Gender Studies (MA Program)
Jacqueline Holler, Associate Professor and Coordinator
Karin Beeler, Professor (English)
Gail Fondahl, Professor (Geography)
Fiona MacPhail, Professor
(Economics)
Antonia Mills, Professor (First Nations Studies)
Heather Smith, Professor
(International Studies)
Sherry Beaumont, Associate Professor (Psychology)
Annie Booth, Associate Professor (Environmental Arts)
Lisa Dickson, Associate Professor (English)
Kristin Guest, Associate Professor (English)
Dawn Hemingway, Associate Professor (Social Work)
Catherine Nolin, Associate Professor (Geography)
Maryna Romanets, Associate Professor
Angéle Smith, Associate Professor (Anthropology)
Si Transken, Associate Professor (Social Work)
Theresa Healy, Adjunct Professor
Rhonda Semple, Adjunct Professor
Website: http://www.unbc.ca/womenstudies
The Gender Studies MA program at UNBC offers the opportunity to work with scholars in a variety of disciplines who share a focus on women and/or gender as a category of analysis.
The program has particular strengths in areas such as gender, literature, and cultural studies; gender, history, and anthropology; gender, colonialism, and postcolonialism; gender and globalization; feminism, justice, and ethics; gender and health; and gender and international studies. Gender Studies MA students have the opportunity to design a course of study that incorporates gender- or feminism-based methodologies and interdisciplinarity while developing expertise in an area of concentration. While providing a transnational frame of reference, we also pay attention to the national and regional; students will therefore emerge from the program with both a broad analytical framework and a well-developed focus.
Application deadlines are found in this calendar under
"Semester Dates" or online at: www.unbc.ca/calendar/graduate,
also under "Semester Dates." The Gender Studies MA Program accepts students
for the September and January Semesters.
For additional information about graduate admissions or to download application
materials, go to the Graduate Programs website at www.unbc.ca/graduateprograms.
Requirements
MA with Thesis
The MA with thesis is 24 credit hours in total, normally taking up to two years.
Fifteen credit hours (five courses) plus GNDR 700-9 (Gender Studies Thesis) are required. Students may take a maximum of
four courses per semester. The thesis will include a written text
(maximum of 100 pages) and will be defended in an oral examination.
Students interested in alternative forms of presentation must obtain
special permission from the Chair of the program and Associate Dean of Graduate Programs.
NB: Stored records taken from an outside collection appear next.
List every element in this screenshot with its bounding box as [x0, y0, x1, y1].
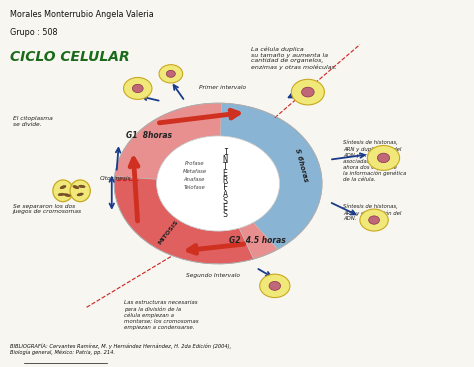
Text: G1  8horas: G1 8horas — [126, 131, 172, 141]
Text: A: A — [223, 190, 228, 199]
Ellipse shape — [58, 193, 64, 196]
Circle shape — [156, 136, 280, 231]
Text: I: I — [223, 148, 228, 157]
Ellipse shape — [53, 180, 73, 202]
Ellipse shape — [124, 77, 152, 99]
Ellipse shape — [159, 65, 182, 83]
Ellipse shape — [132, 84, 143, 92]
Ellipse shape — [269, 281, 281, 290]
Text: F: F — [223, 183, 228, 192]
Wedge shape — [115, 103, 222, 179]
Ellipse shape — [79, 185, 85, 188]
Ellipse shape — [301, 87, 314, 97]
Text: T: T — [223, 162, 228, 171]
Text: Profase: Profase — [185, 161, 204, 166]
Ellipse shape — [64, 194, 71, 197]
Text: S: S — [223, 210, 228, 219]
Text: E: E — [223, 203, 228, 212]
Ellipse shape — [369, 216, 380, 224]
Text: S: S — [223, 197, 228, 206]
Text: Telofase: Telofase — [183, 185, 205, 190]
Text: Primer intervalo: Primer intervalo — [199, 85, 246, 90]
Text: Anafase: Anafase — [184, 177, 205, 182]
Text: E: E — [223, 169, 228, 178]
Text: Se separaron los dos
juegos de cromosomas: Se separaron los dos juegos de cromosoma… — [12, 204, 82, 214]
Text: N: N — [223, 155, 228, 164]
Text: Citocinesis: Citocinesis — [100, 175, 131, 181]
Ellipse shape — [260, 274, 290, 298]
Text: El citoplasma
se divide.: El citoplasma se divide. — [12, 116, 52, 127]
Text: Síntesis de histonas,
ARN y duplicación del
ADN y proteínas
asociadas; existen
a: Síntesis de histonas, ARN y duplicación … — [343, 139, 407, 182]
Text: La célula duplica
su tamaño y aumenta la
cantidad de organelos,
enzimas y otras : La célula duplica su tamaño y aumenta la… — [251, 46, 337, 70]
Ellipse shape — [377, 153, 390, 163]
Text: CICLO CELULAR: CICLO CELULAR — [10, 50, 130, 64]
Ellipse shape — [166, 70, 175, 77]
Text: Grupo : 508: Grupo : 508 — [10, 28, 58, 37]
Text: MITOSIS: MITOSIS — [157, 219, 180, 246]
Ellipse shape — [77, 193, 83, 196]
Text: S 6horas: S 6horas — [294, 148, 309, 182]
Wedge shape — [239, 222, 278, 259]
Ellipse shape — [367, 145, 400, 170]
Text: R: R — [223, 176, 228, 185]
Ellipse shape — [73, 185, 79, 189]
Text: Segundo Intervalo: Segundo Intervalo — [186, 273, 240, 278]
Ellipse shape — [292, 79, 324, 105]
Text: BIBLIOGRAFÍA: Cervantes Ramírez, M. y Hernández Hernández, H. 2da Edición (2004): BIBLIOGRAFÍA: Cervantes Ramírez, M. y He… — [10, 343, 231, 355]
Text: Las estructuras necesarias
para la división de la
célula empiezan a
montarse; lo: Las estructuras necesarias para la divis… — [124, 301, 198, 330]
Wedge shape — [220, 103, 322, 250]
Text: Síntesis de histonas,
ARN y duplicación del
ADN.: Síntesis de histonas, ARN y duplicación … — [343, 204, 401, 221]
Wedge shape — [114, 177, 254, 264]
Text: G2  4.5 horas: G2 4.5 horas — [229, 236, 286, 245]
Ellipse shape — [60, 185, 66, 189]
Ellipse shape — [360, 209, 388, 231]
Text: Metafase: Metafase — [182, 169, 207, 174]
Ellipse shape — [70, 180, 91, 202]
Text: Morales Monterrubio Angela Valeria: Morales Monterrubio Angela Valeria — [10, 10, 154, 19]
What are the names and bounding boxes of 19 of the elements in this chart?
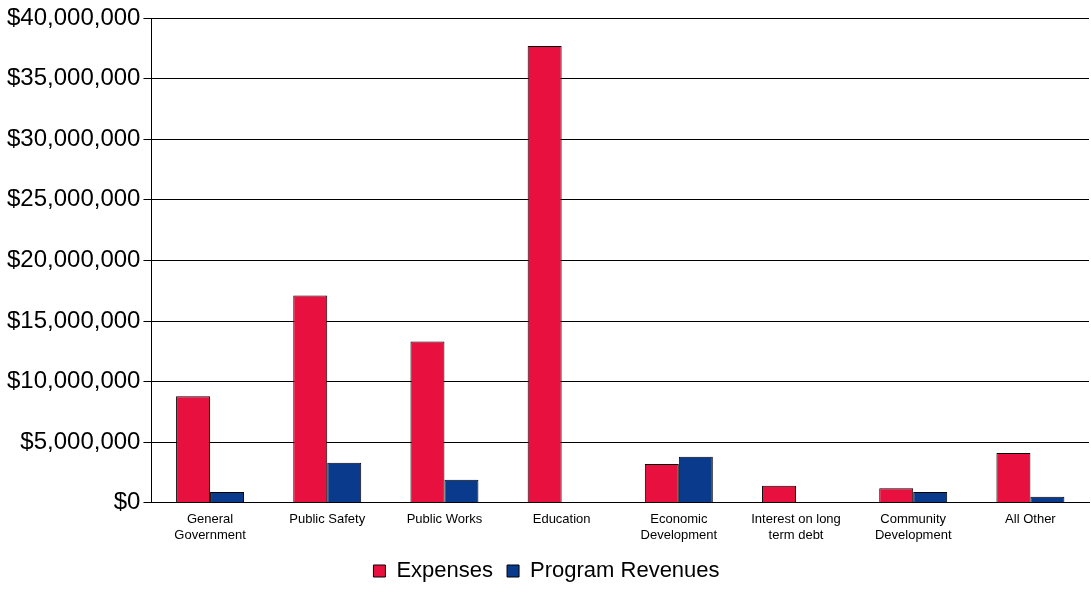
y-tick-label: $40,000,000 [7,2,141,30]
x-tick-label: All Other [1005,511,1057,527]
x-tick-label: Public Works [406,511,483,527]
legend-label: Program Revenues [530,557,720,583]
x-tick-label: General Government [174,511,247,542]
y-tick-label: $25,000,000 [7,184,141,212]
y-tick-label: $20,000,000 [7,245,141,273]
y-tick-label: $10,000,000 [7,366,141,394]
x-tick-label: Interest on long term debt [751,511,841,542]
y-tick-label: $35,000,000 [7,63,141,91]
y-tick-label: $5,000,000 [20,426,141,454]
x-tick-label: Public Safety [289,511,366,527]
y-tick-label: $0 [113,487,141,515]
x-tick-label: Education [532,511,591,527]
x-tick-label: Community Development [874,511,952,542]
y-tick-label: $30,000,000 [7,123,141,151]
x-tick-label: Economic Development [640,511,718,542]
legend-label: Expenses [396,557,494,583]
y-tick-label: $15,000,000 [7,305,141,333]
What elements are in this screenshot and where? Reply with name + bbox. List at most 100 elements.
MA thesis work is expected to be original, and make a substantive
contribution to knowledge and the means of expressing that knowledge.
Students are required to include in their credit hours GNDR 611-3 (Feminist Theories). Students working in the field of Social Science research are required to include in their credit hours GNDR 611-3 (Feminist Theories) and GNDR 609-3 (Advanced Feminist Methods).
MA without Thesis
The MA with course work only is 24 credit hours, and can be completed in one year.
Twenty-one credit hours (seven courses) plus GNDR 701-3 (Gender Studies Major Research Paper) are required. Students may take a
maximum of four courses per semester. The major research paper is
expected to be 30 to 40 pages, and to extend from an original research
project already initiated in course work.
Students are required to include in their credit hours GNDR 611-3 (Feminist Theories). Students working in the field of Social Science research are required to include in their credit hours GNDR 611-3 (Feminist Theories) and GNDR 609-3 (Advanced Feminist Methods).
Students taking either the MA with Thesis or MA without Thesis may take
courses in other graduate programs with the approval of the Chair or
the Coordinator of the Gender Studies Program and the Associate Dean of Graduate Programs. The interdisciplinary component in the Gender Studies program
encourages students to articulate their studies with other
interdisciplinary graduate programs such as International Studies,
Environmental Studies, and First Nations Studies. Students may also
choose to take graduate courses in the regular disciplinary fields such
as History, Biology, and Political Science.